SATURDAY, AUGUST 9 . 7PM . RORY & THE BLUES HOUNDS . SATURDAY NIGHT LIVE . FREE SHOW!

August 9, 2025 8:00 pm The Music Room

Saturday, August 9, 2024 . 7PM . NO COVER CHARGE . FREE SHOW!

RORY & THE BLUES HOUNDS

Their music is so contagious, you’d think they’d regulate how much children can have.  It caught Rory Malloy when he was young, by way of his brother a decade older, who introduced him to the Beatles and the Rolling Stones.  Then Malloy got a taste of it himself and he was gone.

“I grew up in Queens, and my brother had a band,” Malloy recalls.  “That was when the bug bit me.  So I got a Led Zeppelin cover band, Kashmir in 1977.  I started playing when I was 16. Those days they let anybody play – that was the whole thing.  You got $100 for the whole band and we played every Sunday a bar like that during the summer.”

Sometimes that story spins off into a tale of chasing the dream, whatever it took, and how they found success.  But after graduating from Providence College, Malloy allowed himself to be diverted in the worst possible way.  He went to Wall Street.
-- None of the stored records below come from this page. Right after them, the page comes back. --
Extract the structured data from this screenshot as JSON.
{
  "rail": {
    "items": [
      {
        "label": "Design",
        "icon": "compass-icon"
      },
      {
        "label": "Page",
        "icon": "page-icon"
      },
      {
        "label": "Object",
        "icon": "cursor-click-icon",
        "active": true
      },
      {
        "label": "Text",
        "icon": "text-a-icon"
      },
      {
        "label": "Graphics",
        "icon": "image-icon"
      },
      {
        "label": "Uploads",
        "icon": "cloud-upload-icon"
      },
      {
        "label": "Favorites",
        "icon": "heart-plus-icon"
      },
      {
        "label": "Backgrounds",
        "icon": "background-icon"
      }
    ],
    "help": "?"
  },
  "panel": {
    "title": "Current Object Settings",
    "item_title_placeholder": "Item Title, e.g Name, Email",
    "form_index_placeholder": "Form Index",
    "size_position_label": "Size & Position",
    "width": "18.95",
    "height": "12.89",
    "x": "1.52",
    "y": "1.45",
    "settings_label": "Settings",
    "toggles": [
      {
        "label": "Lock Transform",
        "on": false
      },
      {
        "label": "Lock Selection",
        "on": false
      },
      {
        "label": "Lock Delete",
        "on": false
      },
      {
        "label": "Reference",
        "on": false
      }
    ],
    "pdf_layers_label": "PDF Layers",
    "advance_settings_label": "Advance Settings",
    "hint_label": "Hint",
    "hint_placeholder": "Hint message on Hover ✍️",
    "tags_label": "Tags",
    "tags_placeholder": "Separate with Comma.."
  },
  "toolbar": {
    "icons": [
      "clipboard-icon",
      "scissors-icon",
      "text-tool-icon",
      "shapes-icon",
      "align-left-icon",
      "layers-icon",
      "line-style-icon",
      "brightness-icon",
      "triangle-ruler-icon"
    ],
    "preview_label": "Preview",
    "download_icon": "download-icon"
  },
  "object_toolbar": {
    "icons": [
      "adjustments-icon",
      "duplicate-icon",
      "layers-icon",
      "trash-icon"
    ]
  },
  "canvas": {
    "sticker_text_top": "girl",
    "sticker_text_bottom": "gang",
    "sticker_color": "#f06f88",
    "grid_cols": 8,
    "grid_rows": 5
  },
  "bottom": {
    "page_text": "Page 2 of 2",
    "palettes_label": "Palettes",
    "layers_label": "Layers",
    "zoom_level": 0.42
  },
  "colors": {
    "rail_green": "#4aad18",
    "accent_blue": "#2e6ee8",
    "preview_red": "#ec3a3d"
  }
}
“I worked right down at 30 Broad on the New York Futures Exchange for five years,” he says, and he hated it.  “When the market went, and I lost the position I had, I could have gotten another one but I said, I think this is enough of that.  I came up to Rhode Island in ‘87, and a friend of mine started a company called Liquid Blue.  He made Grateful Dead t-shirts and bumper stickers.  I worked for him and started playing again.”

A few years later, in 1995, he started the Blues Hounds with Jack Moore and Peter Breen.  “Jack had just returned from Austin playing with Stevie Ray Vaughan and he came back here because he had family here,” Malloy says.  “He wanted to get into a little blues trio, so Jack, Pete and I put the band together.”

The Blues Hounds have undergone a number of personnel changes in the intervening years.  Many are now familiar with Moore from his present combo, Jack Moore & the Western Stars. Several female singers have come and gone, but Lisa Kay has had staying power of over 15 years, and now she’s even drawn the Blues Hounds into her own orbit through the Winehouse Project, which started six years ago.

“We started covering Amy Winehouse songs and we just kept adding them,” Malloy says of the genesis.  “Then it just got serious.  Lisa was so into Amy Winehouse with the costumes and the hair and the look and everything, so we got a horn section and backup singers.  Now we take the Blues Hounds and the Winehouse projects and kind of put them together.”

“It’s almost the best of both worlds in that you get the Blues Hounds to get to with the horn section, and you know, we play a lot of Amy with that,” he says.

For Malloy a good show features a measure of looseness and interplay with the audience.  They aren’t there to deliver a statement, they’re there for the good time, and that can only be had together.